UPCOMING EXHIBITION AT THE NEWARK MUSEUM
UNEXPECTED COLOR
UNEXPECTED COLOR
A Journey Through Glass
Opens April 28, 2019
The Walter Scott Lenox Pavilion and The Vivienne and Stanley H. Katz Gallery
Unexpected Color: A Journey Through Glass features the Thomas N. Armstrong III Collection of Steuben Glass, recently donated to the Newark Museum. The exhibition offers a window into the science, craft, and art of this lesser-known, colorful glass that was made and used by two visionaries. Frederick Carder, co-founder and designer of Steuben Glass Works, and Thomas N. Armstrong III, prominent museum director, loved color, organic forms, and art. Discover how Carder experimented with glassblowing techniques and chemical formulas to create vibrant jewel-toned colors in glass. Follow that glass through multiple settings as Armstrong collected and used the vibrant bowls, vases, and candlesticks in his homes, in a variety of traditional and contemporary settings.
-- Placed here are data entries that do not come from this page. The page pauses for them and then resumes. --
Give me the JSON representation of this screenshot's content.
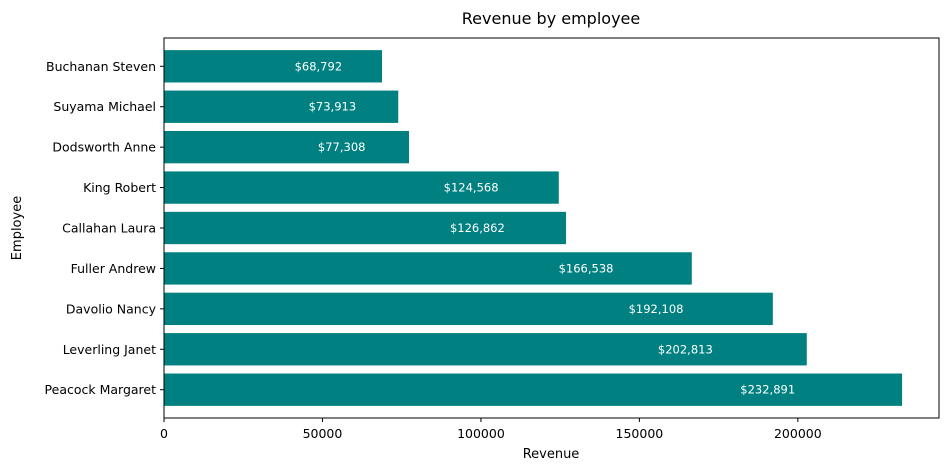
{
  "chart_data": {
    "type": "bar",
    "orientation": "horizontal",
    "title": "Revenue by employee",
    "xlabel": "Revenue",
    "ylabel": "Employee",
    "categories": [
      "Peacock Margaret",
      "Leverling Janet",
      "Davolio Nancy",
      "Fuller Andrew",
      "Callahan Laura",
      "King Robert",
      "Dodsworth Anne",
      "Suyama Michael",
      "Buchanan Steven"
    ],
    "values": [
      232891,
      202813,
      192108,
      166538,
      126862,
      124568,
      77308,
      73913,
      68792
    ],
    "data_labels": [
      "$232,891",
      "$202,813",
      "$192,108",
      "$166,538",
      "$126,862",
      "$124,568",
      "$77,308",
      "$73,913",
      "$68,792"
    ],
    "xticks": [
      0,
      50000,
      100000,
      150000,
      200000
    ],
    "xlim": [
      0,
      244535
    ],
    "bar_color": "#008080",
    "grid": false
  }
}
With more than 130 works highlighting Frederick Carder’s experimentation and designs from 1903-1933, the exhibition showcases his colorful glass and its functional and artistic use in the Armstrong homes. Photographs, audio interviews, and images from design catalogs and formula notebooks provide context about the Steuben chemistry and glassblowing techniques required to produce these shimmering creations. Ancient Roman, Chinese, and Art Nouveau glass inspired Carder and examples can be found throughout the Newark Museum galleries, providing an historic and global context for the Steuben glass. Images from the Armstrong homes reveal how the colorful glass was, and can be, integrated with traditional and contemporary architecture, art and interiors. Unexpected Color offers a journey of discovery about how art and glass can be found everywhere and in the everyday details of our homes as well as in the sparkling, vibrant Steuben glass in the exhibition.
The exhibition is organized by the Newark Museum and is curated by Stephen Milne, Guest Curator and Exhibition Design Advisor, and Amy Simon Hopwood, Associate Curator of Decorative Arts at the Newark Museum.